Alfred Hitchcock’s vicious fallout with his greatest collaborator: “Why have you betrayed me like this?”
Many great Hollywood partnerships turn to dust, some more tragically than others. For Alfred Hitchcock, his longtime musical collaborator Bernard Herrmann left him feeling betrayed, and in the end, their partnership came to its demise when the director realised they just weren’t compatible anymore.
When you find someone who feels like your creative equal – someone who just seems to understand you, and you understand them – it can be a real disappointment for this idyllic way of working to come crashing down. Hitchcock and Herrmann had first worked together in 1955, with the latter providing the score for his film The Trouble With Harry.
From that moment, the pair formed a value partnership, and he scored seven of the filmmaker’s movies. Most famously, he came up with the iconic music that soundtracked the shower scene in Psycho, but it was this contribution that inadvertently led him to make a mistake that ended his tenure with Hitchcock.
Steven C Smith, who wrote Hitchcock & Herrmann, told Variety that the reason for the pair’s fallout stemmed from the composer going against Hitchcock’s demands when working on Torn Curtain, thinking he knew best. This had worked for Psycho, but it wasn’t going to work this time. Hitchcock didn’t want a “heavy score”, but Herrmann did exactly that, believing that Hitchcock was being wrongly advised by others.

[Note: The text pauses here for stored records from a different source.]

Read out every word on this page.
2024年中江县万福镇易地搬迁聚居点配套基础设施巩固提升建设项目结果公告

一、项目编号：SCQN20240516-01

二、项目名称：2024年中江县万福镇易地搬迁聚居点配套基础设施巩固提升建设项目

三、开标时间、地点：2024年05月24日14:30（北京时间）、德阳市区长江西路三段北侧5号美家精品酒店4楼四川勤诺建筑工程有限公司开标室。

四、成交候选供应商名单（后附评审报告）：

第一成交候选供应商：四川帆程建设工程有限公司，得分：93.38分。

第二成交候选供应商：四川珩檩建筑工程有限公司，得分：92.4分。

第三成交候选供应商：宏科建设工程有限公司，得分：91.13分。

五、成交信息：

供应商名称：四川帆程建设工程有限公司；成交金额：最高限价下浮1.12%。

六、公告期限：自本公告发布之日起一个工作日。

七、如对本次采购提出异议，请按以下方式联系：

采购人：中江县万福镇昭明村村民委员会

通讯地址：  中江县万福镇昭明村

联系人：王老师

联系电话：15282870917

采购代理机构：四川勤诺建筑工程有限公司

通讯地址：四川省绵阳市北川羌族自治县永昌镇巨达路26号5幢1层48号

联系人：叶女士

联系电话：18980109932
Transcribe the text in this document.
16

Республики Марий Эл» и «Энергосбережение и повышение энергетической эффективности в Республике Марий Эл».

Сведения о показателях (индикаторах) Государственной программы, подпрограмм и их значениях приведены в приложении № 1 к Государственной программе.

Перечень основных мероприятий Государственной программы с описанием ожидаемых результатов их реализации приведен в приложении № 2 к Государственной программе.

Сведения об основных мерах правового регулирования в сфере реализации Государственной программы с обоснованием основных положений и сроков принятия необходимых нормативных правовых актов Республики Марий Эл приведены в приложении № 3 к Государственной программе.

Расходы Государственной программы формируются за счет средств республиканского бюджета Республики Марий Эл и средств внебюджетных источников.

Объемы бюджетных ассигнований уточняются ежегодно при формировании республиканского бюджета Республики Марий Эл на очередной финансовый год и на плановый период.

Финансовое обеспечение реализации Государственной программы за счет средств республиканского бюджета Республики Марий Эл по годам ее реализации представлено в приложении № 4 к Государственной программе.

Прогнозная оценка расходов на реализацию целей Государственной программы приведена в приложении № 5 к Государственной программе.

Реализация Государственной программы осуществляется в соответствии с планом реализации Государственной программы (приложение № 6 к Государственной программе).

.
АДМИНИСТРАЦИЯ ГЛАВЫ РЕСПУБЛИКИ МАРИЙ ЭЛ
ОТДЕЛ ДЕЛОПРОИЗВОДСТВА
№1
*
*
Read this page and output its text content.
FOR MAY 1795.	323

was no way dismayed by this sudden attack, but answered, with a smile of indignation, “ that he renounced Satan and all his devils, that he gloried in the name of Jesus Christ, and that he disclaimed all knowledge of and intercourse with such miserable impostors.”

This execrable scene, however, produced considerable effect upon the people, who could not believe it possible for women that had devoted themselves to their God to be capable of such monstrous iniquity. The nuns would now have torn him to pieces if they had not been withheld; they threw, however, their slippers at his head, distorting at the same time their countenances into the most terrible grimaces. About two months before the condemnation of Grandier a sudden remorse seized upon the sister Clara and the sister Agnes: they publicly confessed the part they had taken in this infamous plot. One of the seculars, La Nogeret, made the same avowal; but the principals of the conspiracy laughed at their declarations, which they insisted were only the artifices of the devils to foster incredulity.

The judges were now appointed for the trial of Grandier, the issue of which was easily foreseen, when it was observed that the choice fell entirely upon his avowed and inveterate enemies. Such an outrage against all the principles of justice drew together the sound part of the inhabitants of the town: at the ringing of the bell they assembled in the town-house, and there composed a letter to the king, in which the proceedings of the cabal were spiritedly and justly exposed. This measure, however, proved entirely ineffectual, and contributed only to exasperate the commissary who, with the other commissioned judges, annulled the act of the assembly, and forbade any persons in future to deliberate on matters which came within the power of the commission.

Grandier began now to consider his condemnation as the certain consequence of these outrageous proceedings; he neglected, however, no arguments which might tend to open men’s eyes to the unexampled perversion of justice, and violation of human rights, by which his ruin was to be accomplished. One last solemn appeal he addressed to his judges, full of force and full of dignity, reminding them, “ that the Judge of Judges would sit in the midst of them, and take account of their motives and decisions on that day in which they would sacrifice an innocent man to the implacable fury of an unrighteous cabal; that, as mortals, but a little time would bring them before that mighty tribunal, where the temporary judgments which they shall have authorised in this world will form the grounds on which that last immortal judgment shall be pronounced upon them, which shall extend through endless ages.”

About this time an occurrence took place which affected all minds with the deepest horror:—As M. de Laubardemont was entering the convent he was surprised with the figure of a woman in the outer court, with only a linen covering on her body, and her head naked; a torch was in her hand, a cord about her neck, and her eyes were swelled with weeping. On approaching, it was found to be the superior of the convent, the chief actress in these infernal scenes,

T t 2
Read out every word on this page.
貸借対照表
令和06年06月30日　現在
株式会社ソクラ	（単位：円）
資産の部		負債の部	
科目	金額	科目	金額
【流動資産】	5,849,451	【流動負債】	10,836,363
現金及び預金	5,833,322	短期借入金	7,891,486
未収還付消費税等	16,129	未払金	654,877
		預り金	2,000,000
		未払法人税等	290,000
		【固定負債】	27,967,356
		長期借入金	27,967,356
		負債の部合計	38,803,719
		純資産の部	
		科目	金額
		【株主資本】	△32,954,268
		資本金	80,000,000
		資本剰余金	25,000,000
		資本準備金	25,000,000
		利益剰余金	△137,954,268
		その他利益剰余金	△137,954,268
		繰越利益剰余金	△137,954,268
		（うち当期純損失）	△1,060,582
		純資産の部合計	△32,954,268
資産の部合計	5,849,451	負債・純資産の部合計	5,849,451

Explaining, “The reason Benny felt that he could go against Hitchcock’s wishes on Torn Curtain, I’m confident, is because Hitchcock said on Psycho, ‘Do whatever you think is best. I only have one instruction. Do not write music for the murders.’”
He added, “And of course, Herrmann ignored that, and he wrote the music for the shower scene. … Herrmann had what was the supreme triumph, I think, of his career in film when he said, ‘Hitch, I did write music for that scene. May I play it for you?’ And he did, and Hitchcock said, ‘Well, that’s what we’ll use.’”
Herrmann had the best of intentions, but clearly, he should’ve listened to his director, because at the end of the day, Hitchcock knew best. “I have a much clearer understanding now of how, when Hitchcock walked into the Torn Curtain scoring session, he was just stunned, and his thought was an understandable ‘Why have you betrayed me like this? Everything’s gone wrong, and I counted on you, my friend, and you did this to me too.’ Benny didn’t do what he was told, and he wasn’t the director of the movie. And this could have been avoided,” Smith added.
“Benny had the chance to turn it down, and they could have gotten Henry Mancini or John Addison,” he elaborated, revealing that “he was at the lowest point of his life at that moment, and I think that he was not able to view a project with the same open-mindedness that he could have if his world had not gotten very dark in his head.”
So, eventually, Herrmann was kicked off the production, and Addison did the score instead. Hitchcock and Herrmann would never work together again.